Spurred by record production and export levels, ELPE, Hellenic Petroleum, has reported its strongest ever group operating profit in the fourth quarter of 2014.
According to a company announcement, the group’s EBITDA figure for 2014 reached 417 million euro, up considerably from 178 million euro posted in 2013.
All the corporate group’s divisions registered improved financial performaces, while some produced record contributions. The group’s refining division benefited from the favorable international market conditions in the refining sector during the second half of 2014, as well as from more efficient performance levels at the group’s refineries following upgrades at its refining facilities in Elefsina, west of Athens, in early 2014. More discliplined cost control and an increase in exports, which rose to constitute 50 percent of total turnover, also contributed to the performance.

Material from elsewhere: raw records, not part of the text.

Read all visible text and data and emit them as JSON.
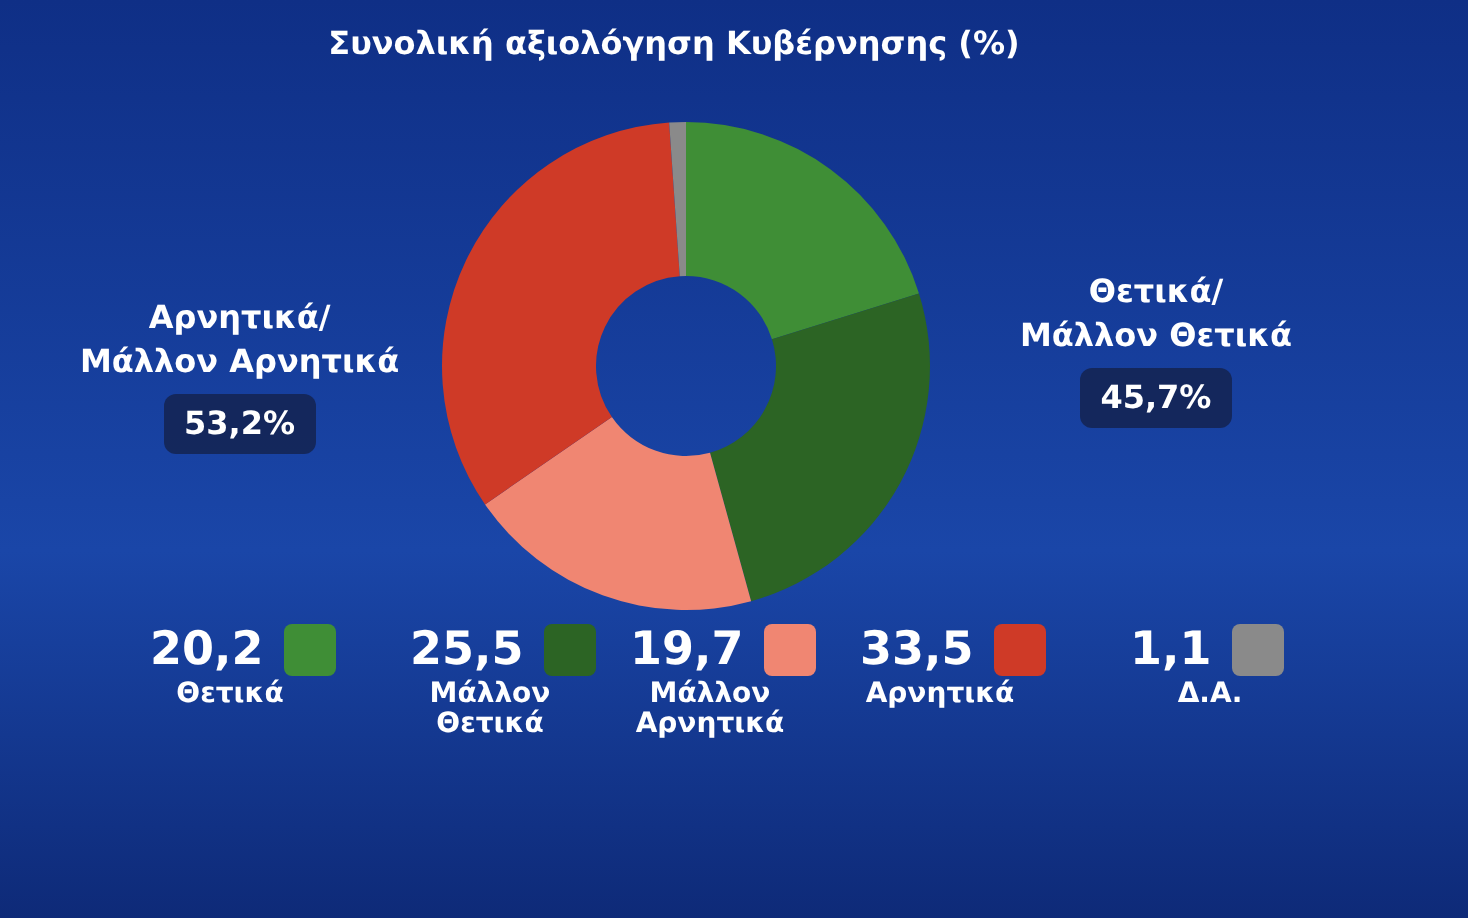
{
  "chart_data": {
    "type": "donut",
    "title": "Συνολική αξιολόγηση Κυβέρνησης (%)",
    "categories": [
      "Θετικά",
      "Μάλλον Θετικά",
      "Μάλλον Αρνητικά",
      "Αρνητικά",
      "Δ.Α."
    ],
    "values": [
      20.2,
      25.5,
      19.7,
      33.5,
      1.1
    ],
    "colors": [
      "#3f8e36",
      "#2c6424",
      "#f08672",
      "#cf3a27",
      "#8a8a8a"
    ],
    "value_labels": [
      "20,2",
      "25,5",
      "19,7",
      "33,5",
      "1,1"
    ],
    "legend": "bottom",
    "annotations": [
      "Αρνητικά/ Μάλλον Αρνητικά 53,2%",
      "Θετικά/ Μάλλον Θετικά 45,7%"
    ]
  }
}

The group’s trading division also increased its performance. Restructuring efforts over the past two years led to a four-year high in operating profit, while the company’s subsidiary firms abroad registered their best ever performances, despite unfavorable local conditions. The petrochemicals division also rose to achieve record profitability.
The company also reported favorable cashflow for the group. Increased profitability, combined with maturing investments, led to a debt reduction. ELPE also issued three-year bonds, totaling 200 million euros, at the beginning of this year.

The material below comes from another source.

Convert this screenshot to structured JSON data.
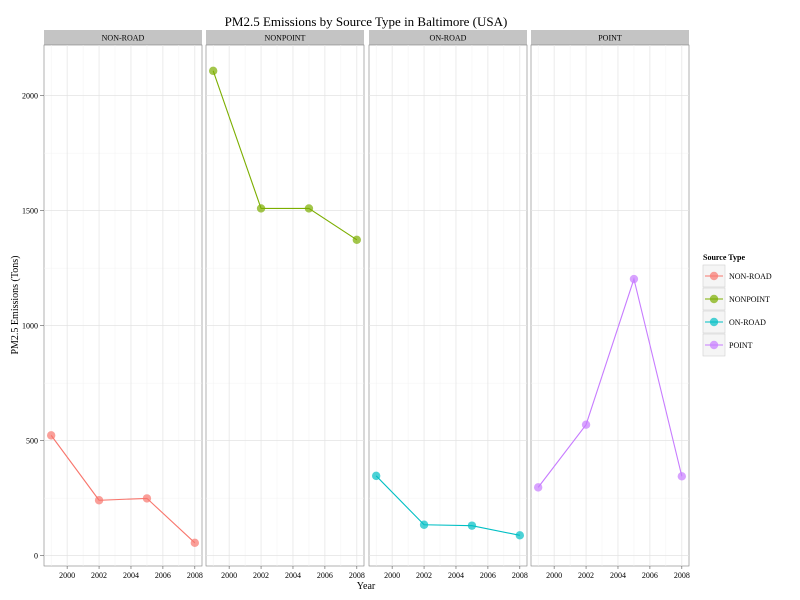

Earlier this month, ELPE submitted offers for exploration and exploitation of two onshore blocks in Arta-Preveza and northwest Peloponnese as part of a tender organized by the Production Reconstruction, Environment and Energy Ministry. Results have yet to be determined. Furthermore, the company has also begun exploration work at an offshore block in the Gulf of Patras, as part of a consortium including Italy’s Edison and Irish company Petroceltic.
Fuel demand in Greece registered a 1.5 percent year-on-year increase in 2014, reaching 6.7 million tons, according to official data, the first rise reported since 2009. Diesel consumption increased to offset a drop in demand for petrol. Sixty percent of new vehicle registrations concerned diesel-powered models. Reduced fuel prices, as well as a lower special consumption tax (EFK), led to a five percent increase in the demand for heating fuel.